Assistant Professor, Department of Earth Sciences, College of Arts and Sciences; Assistant Professor, Department of Civil and Environmental Engineering, College of Engineering and Computer Science, Syracuse University
Assessing the impact of passive green space on water infiltration, ground temperature, and air temperature.
Like many older cities, Syracuse has a combined sewer system that includes both sanitary waste and surface runoff. Rain and snowmelt can exceed the capacity of the system and cause combined sewer overflow (CSO), rising urban stream temperatures and harming aquatic ecosystems. Green infrastructure throughout the city attempts to improve water infiltration and reduce overflows. In addition to green infrastructure, the city’s many vacant lots can be considered a form of passive green infrastructure.
Nuts and Bolts
Kelleher and her students are assessing the performance of green infrastructure installations and vacant lots in Syracuse. They are monitoring soil temperature, air temperature, and water infiltration on five vacant lots slated to be repurposed with green infrastructure into urban rain gardens. “These conversions are designed to impact a single CSO outlet,” Kelleher explains. “The idea is that if they co-locate these sites, maybe it will impact the amount of storm water running off.” Baseline information gathered before installation will be used to evaluate the progress and effectiveness of the rain gardens. In addition, as a source of comparison, they are also collecting data from rural parks and from established green spaces within the Syracuse urban core.
And Another Thing
One of the sites being studied is SyracuseCoE headquarters. Graduate student Crystal Burgess installed sensors on the SyracuseCoE green roof, on a large planting bed adjacent to the parking lot, and in a mostly shaded area near the building entrance. “This allows us to gather a range of temperature profiles that we would see in an urban area and also to factor in how much factors such as buildings and vegetation play in decreasing soil temperature,” Burgess says. Summer intern Zoe Curewitz, a student at Nottingham High School in Syracuse, also contributed to the project by helping to install sensors across the Syracuse University campus.
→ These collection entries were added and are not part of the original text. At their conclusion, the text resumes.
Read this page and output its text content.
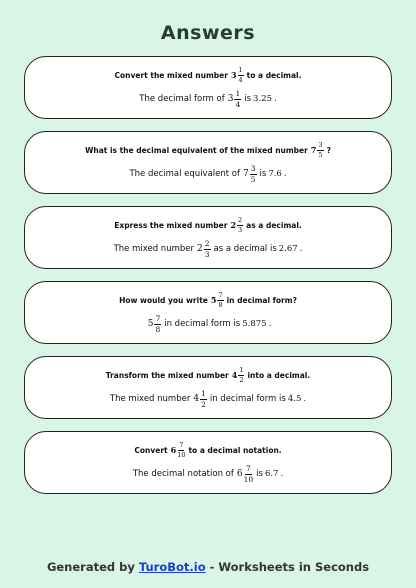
Answers
Convert the mixed number $3 \frac{1}{4}$ to a decimal.
The decimal form of $3 \frac{1}{4}$ is 3.25 .
What is the decimal equivalent of the mixed number $7 \frac{3}{5}$ ?
The decimal equivalent of $7 \frac{3}{5}$ is 7.6 .
Express the mixed number $2 \frac{2}{3}$ as a decimal.
The mixed number $2 \frac{2}{3}$ as a decimal is 2.67 .
How would you write $5 \frac{7}{8}$ in decimal form?
$5 \frac{7}{8}$ in decimal form is 5.875 .
Transform the mixed number $4 \frac{1}{2}$ into a decimal.
The mixed number $4 \frac{1}{2}$ in decimal form is 4.5 .
Convert $6 \frac{7}{10}$ to a decimal notation.
The decimal notation of $6 \frac{7}{10}$ is 6.7 .
Generated by TuroBot.io - Worksheets in Seconds
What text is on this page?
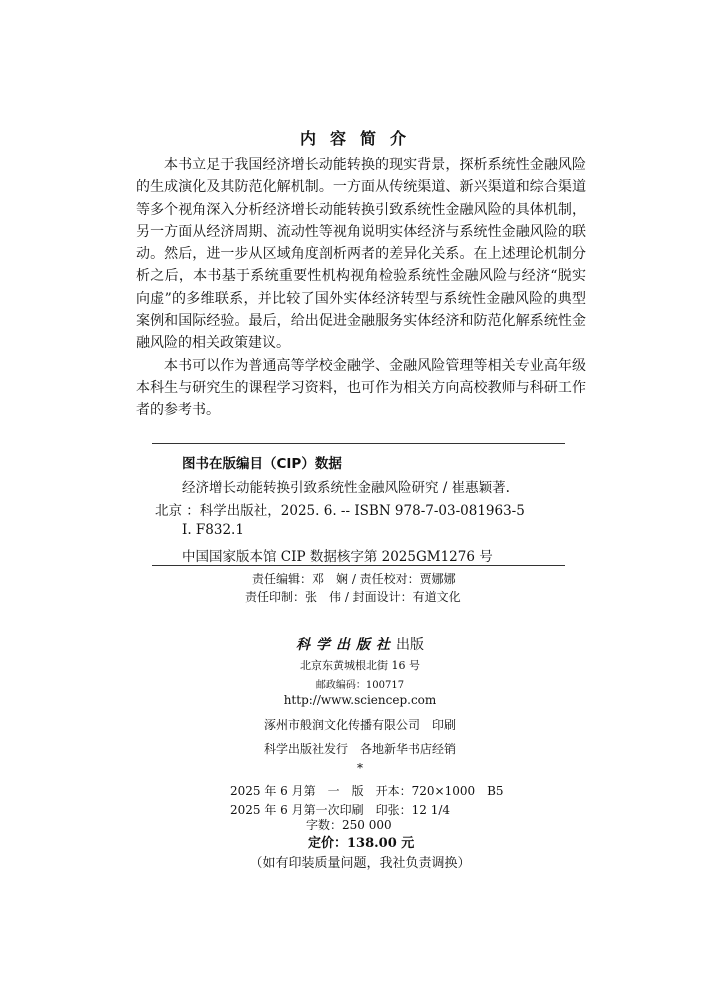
内容简介

本书立足于我国经济增长动能转换的现实背景，探析系统性金融风险的生成演化及其防范化解机制。一方面从传统渠道、新兴渠道和综合渠道等多个视角深入分析经济增长动能转换引致系统性金融风险的具体机制，另一方面从经济周期、流动性等视角说明实体经济与系统性金融风险的联动。然后，进一步从区域角度剖析两者的差异化关系。在上述理论机制分析之后，本书基于系统重要性机构视角检验系统性金融风险与经济“脱实向虚”的多维联系，并比较了国外实体经济转型与系统性金融风险的典型案例和国际经验。最后，给出促进金融服务实体经济和防范化解系统性金融风险的相关政策建议。

本书可以作为普通高等学校金融学、金融风险管理等相关专业高年级本科生与研究生的课程学习资料，也可作为相关方向高校教师与科研工作者的参考书。

图书在版编目（CIP）数据
经济增长动能转换引致系统性金融风险研究 / 崔惠颖著.
北京 ：科学出版社，2025. 6. -- ISBN 978-7-03-081963-5
Ⅰ. F832.1
中国国家版本馆 CIP 数据核字第 2025GM1276 号
责任编辑：邓　娴 / 责任校对：贾娜娜
责任印制：张　伟 / 封面设计：有道文化
科学出版社出版
北京东黄城根北街 16 号
邮政编码：100717
http://www.sciencep.com
涿州市般润文化传播有限公司　印刷
科学出版社发行　各地新华书店经销
*
2025 年 6 月第　一　版　开本：720×1000　B5
2025 年 6 月第一次印刷　印张：12 1/4
字数：250 000
定价：138.00 元
（如有印装质量问题，我社负责调换）
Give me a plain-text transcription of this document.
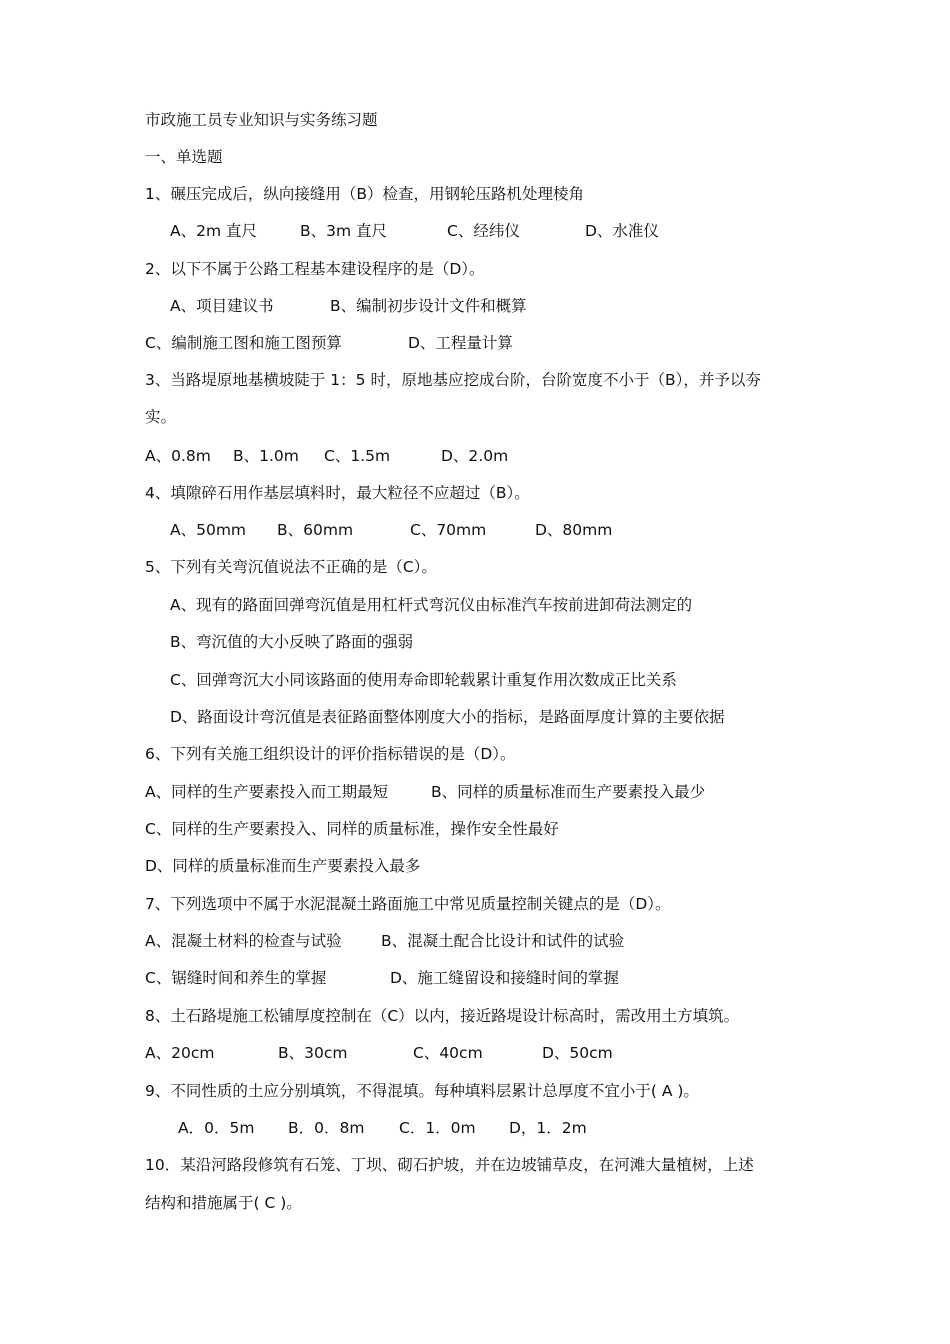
市政施工员专业知识与实务练习题
一、单选题
1、碾压完成后，纵向接缝用（B）检查，用钢轮压路机处理棱角
A、2m 直尺	B、3m 直尺	C、经纬仪	D、水准仪
2、以下不属于公路工程基本建设程序的是（D）。
A、项目建议书	B、编制初步设计文件和概算
C、编制施工图和施工图预算	D、工程量计算
3、当路堤原地基横坡陡于 1：5 时，原地基应挖成台阶，台阶宽度不小于（B），并予以夯
实。
A、0.8m B、1.0m C、1.5m	D、2.0m
4、填隙碎石用作基层填料时，最大粒径不应超过（B）。
A、50mm B、60mm	C、70mm	D、80mm
5、下列有关弯沉值说法不正确的是（C）。
A、现有的路面回弹弯沉值是用杠杆式弯沉仪由标准汽车按前进卸荷法测定的
B、弯沉值的大小反映了路面的强弱
C、回弹弯沉大小同该路面的使用寿命即轮载累计重复作用次数成正比关系
D、路面设计弯沉值是表征路面整体刚度大小的指标，是路面厚度计算的主要依据
6、下列有关施工组织设计的评价指标错误的是（D）。
A、同样的生产要素投入而工期最短	B、同样的质量标准而生产要素投入最少
C、同样的生产要素投入、同样的质量标准，操作安全性最好
D、同样的质量标准而生产要素投入最多
7、下列选项中不属于水泥混凝土路面施工中常见质量控制关键点的是（D）。
A、混凝土材料的检查与试验	B、混凝土配合比设计和试件的试验
C、锯缝时间和养生的掌握	D、施工缝留设和接缝时间的掌握
8、土石路堤施工松铺厚度控制在（C）以内，接近路堤设计标高时，需改用土方填筑。
A、20cm	B、30cm	C、40cm	D、50cm
9、不同性质的土应分别填筑，不得混填。每种填料层累计总厚度不宜小于( A )。
A．0．5m B．0．8m C．1．0m D，1．2m
10．某沿河路段修筑有石笼、丁坝、砌石护坡，并在边坡铺草皮，在河滩大量植树，上述
结构和措施属于( C )。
Kelleher previously received a $10,000 competitive award from the Faculty Fellow Program to *study longitudinal patterns of stream temperature and levels of storm flow along Onondaga Creek using unmanned aerial vehicles. “All of this work concerns the movement of heat in urban systems,” she says. In addition to funding, “SyracuseCoE has been instrumental in helping me connect with other folks at the University and beyond that to the broader community,” she says. “Through SyracuseCoE, my students gain the ability to interact with others who are doing interdisciplinary water research at both the faculty and student level.”